Aku berdiri di tengah ruangan, mataku melirik ke sekeliling. Jantungku berdetak lebih cepat, gelisah. Aku mencoba menenangkan diri, tapi ketakutan semakin membuncah. Tiba-tiba, terasa sesuatu menyentuh bahuku. Aku langsung berbalik, terkejut.

Tari—dengan raut wajah heran dan alis berkerut—berdiri di sana.

“Ya, ampun, Tari,” ucapku, seraya segera meraih tubuhnya. Aku memeluknya erat, seakan ingin memastikan dia benar-benar ada di sini, di pelukanku.

“K-kamu ... kenapa, Sayang?” tanyanya, bingung, masih mencoba memahami reaksiku yang tiba-tiba.

Aku tidak bisa menjawab. Rasa lega dan cemas bercampur jadi satu, membuat aku semakin erat mendekap tubuhnya. Air mataku nyaris saja menetes, tapi aku berhasil menahannya.

“Aku takut kehilangan kamu,” jawabku, dengan suara yang hampir tidak terdengar, sambil terus memeluknya.

Tari mengelus punggungku dengan lembut. “Sudah, ya. Aku nggak akan ninggalin kamu. Aku nggak akan ke mana-mana.”

Aku menarik sedikit diri darinya, memandang wajahnya dengan penuh harap. “Kamu janji?”

“Janji. Aku janji sama kamu,” jawabnya dengan yakin, menatapku dalam-dalam.

Lalu, dengan cepat, aku melepaskan pelukan dan mencium bibirnya yang merona. Kucium dengan penuh hasrat, tak bisa menahan diri. Tanpa melepaskannya, aku mendorong tubuhnya dan kami terjatuh di atas sofa.

Napas kami menderu, tubuhku bergetar, dan dadaku seolah berontak, tak kuasa menahan dorongan hasrat yang datang begitu kuat.

Aku bertahan di atasnya, memposisikan tangan di sisi-sisi kepalanya, menatapnya dengan penuh rasa ingin, tak mampu berpaling dari kecantikannya yang memukau.

“Keindahanmu hanya boleh dinikmati olehku. Hanya aku.”

Tari menatapku dengan penuh gairah. Tangan lembutnya terangkat, meraih kancing jas yang kukenakan. Ia membukanya perlahan, satu per satu, hingga kancing terakhir terbuka.

Aku melepaskan kain yang membalut tubuhnya, melemparkannya begitu saja ke arah yang tak terarah.

“Aku nggak akan ninggalin kamu. Aku janji. Aku—” Ucapannya terhenti ketika bibirku kembali menutup bibirnya, merasakan kehangatan yang saling membara.

 

-II-

 

“Kita rencananya tinggal di sini berapa hari?” tanya Tari sambil menata satu porsi Egg Sandwich lezat buatannya di hadapanku. Ia duduk berhadapan denganku di meja makan, matanya penuh perhatian.
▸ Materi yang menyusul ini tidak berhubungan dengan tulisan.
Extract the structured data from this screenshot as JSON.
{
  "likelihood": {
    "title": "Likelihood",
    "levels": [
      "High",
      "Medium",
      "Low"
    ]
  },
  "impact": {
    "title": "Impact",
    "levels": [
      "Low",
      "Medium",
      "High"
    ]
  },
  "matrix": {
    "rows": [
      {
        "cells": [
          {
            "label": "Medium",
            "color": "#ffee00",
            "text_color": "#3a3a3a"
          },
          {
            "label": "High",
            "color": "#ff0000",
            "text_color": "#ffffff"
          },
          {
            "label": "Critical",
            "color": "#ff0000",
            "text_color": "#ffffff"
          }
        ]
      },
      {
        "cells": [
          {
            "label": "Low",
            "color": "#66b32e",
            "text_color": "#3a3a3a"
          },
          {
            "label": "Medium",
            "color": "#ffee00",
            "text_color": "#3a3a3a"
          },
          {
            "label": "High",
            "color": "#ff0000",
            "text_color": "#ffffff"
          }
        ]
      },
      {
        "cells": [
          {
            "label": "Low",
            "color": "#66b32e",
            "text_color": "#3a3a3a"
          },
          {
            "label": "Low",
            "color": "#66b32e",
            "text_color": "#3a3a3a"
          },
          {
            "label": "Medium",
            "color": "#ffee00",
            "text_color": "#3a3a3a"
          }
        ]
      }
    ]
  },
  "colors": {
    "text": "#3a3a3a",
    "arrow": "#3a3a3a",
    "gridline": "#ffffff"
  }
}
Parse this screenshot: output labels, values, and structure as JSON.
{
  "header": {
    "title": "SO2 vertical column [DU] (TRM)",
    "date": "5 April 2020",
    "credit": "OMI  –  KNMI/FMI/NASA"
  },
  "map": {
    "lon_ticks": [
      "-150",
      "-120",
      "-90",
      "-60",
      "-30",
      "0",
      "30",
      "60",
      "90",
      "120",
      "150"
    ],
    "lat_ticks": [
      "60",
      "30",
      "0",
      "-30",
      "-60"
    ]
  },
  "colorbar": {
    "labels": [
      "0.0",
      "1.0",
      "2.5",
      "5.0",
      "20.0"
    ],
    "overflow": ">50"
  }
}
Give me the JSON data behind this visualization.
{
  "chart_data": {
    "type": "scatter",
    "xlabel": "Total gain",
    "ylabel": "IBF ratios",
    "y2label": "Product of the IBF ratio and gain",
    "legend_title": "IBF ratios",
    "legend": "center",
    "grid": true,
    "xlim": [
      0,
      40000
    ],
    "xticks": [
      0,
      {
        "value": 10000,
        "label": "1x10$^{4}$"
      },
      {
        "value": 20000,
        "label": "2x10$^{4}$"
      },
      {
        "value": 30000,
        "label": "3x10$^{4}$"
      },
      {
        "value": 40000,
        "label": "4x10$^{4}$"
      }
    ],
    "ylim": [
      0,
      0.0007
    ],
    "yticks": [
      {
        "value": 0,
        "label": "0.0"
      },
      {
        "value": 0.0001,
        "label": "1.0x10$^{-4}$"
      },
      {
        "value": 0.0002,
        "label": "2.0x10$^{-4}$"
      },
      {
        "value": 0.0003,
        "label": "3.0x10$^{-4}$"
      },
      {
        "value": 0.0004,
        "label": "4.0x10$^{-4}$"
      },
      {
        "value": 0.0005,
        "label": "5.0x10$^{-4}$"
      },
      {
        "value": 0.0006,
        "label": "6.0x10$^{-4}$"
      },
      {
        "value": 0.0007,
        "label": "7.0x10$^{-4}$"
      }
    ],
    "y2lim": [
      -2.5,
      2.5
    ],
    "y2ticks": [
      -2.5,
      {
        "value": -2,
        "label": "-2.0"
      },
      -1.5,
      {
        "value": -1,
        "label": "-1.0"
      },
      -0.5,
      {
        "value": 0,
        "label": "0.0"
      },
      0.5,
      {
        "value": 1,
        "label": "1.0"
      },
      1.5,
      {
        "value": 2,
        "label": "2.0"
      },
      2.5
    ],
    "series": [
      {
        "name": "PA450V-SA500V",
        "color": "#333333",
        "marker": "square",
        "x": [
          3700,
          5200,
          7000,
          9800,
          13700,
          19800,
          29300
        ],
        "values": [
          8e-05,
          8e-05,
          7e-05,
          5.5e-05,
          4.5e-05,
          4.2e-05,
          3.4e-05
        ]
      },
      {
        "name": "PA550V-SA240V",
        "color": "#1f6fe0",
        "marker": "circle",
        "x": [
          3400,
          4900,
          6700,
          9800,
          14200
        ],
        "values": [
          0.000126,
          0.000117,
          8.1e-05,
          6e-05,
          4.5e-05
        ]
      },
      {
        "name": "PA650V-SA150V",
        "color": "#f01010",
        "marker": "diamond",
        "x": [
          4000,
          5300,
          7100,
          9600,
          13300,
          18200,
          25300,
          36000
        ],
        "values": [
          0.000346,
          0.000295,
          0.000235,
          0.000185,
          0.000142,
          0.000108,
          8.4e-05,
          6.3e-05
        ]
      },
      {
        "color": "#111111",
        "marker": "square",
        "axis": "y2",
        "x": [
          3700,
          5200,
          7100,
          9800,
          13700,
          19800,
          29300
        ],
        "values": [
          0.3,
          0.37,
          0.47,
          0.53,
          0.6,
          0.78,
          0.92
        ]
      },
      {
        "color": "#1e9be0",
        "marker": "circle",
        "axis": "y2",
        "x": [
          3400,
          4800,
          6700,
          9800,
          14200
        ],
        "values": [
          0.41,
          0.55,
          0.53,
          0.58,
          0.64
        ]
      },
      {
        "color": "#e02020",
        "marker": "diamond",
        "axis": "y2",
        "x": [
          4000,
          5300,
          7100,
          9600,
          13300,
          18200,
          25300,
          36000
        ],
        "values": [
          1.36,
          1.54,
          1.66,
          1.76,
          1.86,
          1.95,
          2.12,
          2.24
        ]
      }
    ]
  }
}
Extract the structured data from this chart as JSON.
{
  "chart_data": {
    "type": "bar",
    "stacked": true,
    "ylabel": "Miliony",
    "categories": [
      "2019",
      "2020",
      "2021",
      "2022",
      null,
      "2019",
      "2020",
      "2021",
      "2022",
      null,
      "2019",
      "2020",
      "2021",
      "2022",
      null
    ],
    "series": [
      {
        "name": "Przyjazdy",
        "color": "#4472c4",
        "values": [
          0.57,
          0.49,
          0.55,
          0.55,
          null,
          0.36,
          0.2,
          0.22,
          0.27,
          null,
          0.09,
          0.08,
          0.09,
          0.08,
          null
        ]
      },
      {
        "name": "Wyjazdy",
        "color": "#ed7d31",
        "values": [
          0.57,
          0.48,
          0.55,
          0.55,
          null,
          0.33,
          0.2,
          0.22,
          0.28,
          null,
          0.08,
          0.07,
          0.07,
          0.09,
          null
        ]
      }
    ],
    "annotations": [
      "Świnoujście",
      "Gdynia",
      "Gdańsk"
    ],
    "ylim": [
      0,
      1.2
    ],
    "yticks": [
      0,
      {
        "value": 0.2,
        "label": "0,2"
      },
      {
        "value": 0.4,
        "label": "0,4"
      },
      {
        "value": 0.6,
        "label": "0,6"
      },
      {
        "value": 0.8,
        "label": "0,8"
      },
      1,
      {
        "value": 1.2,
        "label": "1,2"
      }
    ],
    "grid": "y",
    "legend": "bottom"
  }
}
“Nggak tahu,” jawabku singkat.

Aku menahan lapar, sudah merasa ngiler dengan Egg Sandwich yang tampak begitu menggoda. Kutelan saliva sebelum akhirnya mengambil sandwich itu.

“Kasihan. Kamu lapar, ya? Makan, gih,” kata Tari dengan penuh perhatian, membuat hatiku semakin hangat.

Aku mengangguk, lalu menggigit sandwich dan mengunyahnya perlahan, menikmati setiap gigitan dengan penuh khidmat.

“Enak!” kataku sambil mengunyah, membuat Tari terkekeh mendengar komentarku yang langsung keluar tanpa menunggu selesai makan.

“Ya, ampun, kamu lucu banget, sih. Telan dulu makanannya, baru ngomong,” ejeknya sambil tertawa ringan.

Aku hanya tersenyum, menikmati suasana tenang yang hanya ada kami berdua.

“Kita di sini selama mungkin,” jawabku, masih dengan mulut penuh sandwich. “Kalau udah puas, baru kita pulang.”

“Terus, rencana kamu kita mau ngapain aja di sini?” tanya Tari penasaran, tatapannya manis.

“Ya, kita senang-senang aja. Pokoknya aku mau berduaan sama kamu di sini. Kalau balik ke Indonesia, aku pasti bakal sibuk banget,” jelasku, lalu menghabiskan potongan sandwich terakhir.

Tari mengangguk, sepertinya setuju dengan rencanaku. “Ya, udah, iya. Terserah kamu aja, deh.”

Aku menatapnya, lalu melirik ke piring. “Sayang,” panggilku, “sandwich-nya masih ada, nggak?”

Tari terkekeh geli, tampak bingung. “Ya, ampun, kamu mau nambah? Laper apa doyan, sih?” katanya, masih tertawa. Aku hanya tercengir, sedikit malu karena permintaanku yang mendadak.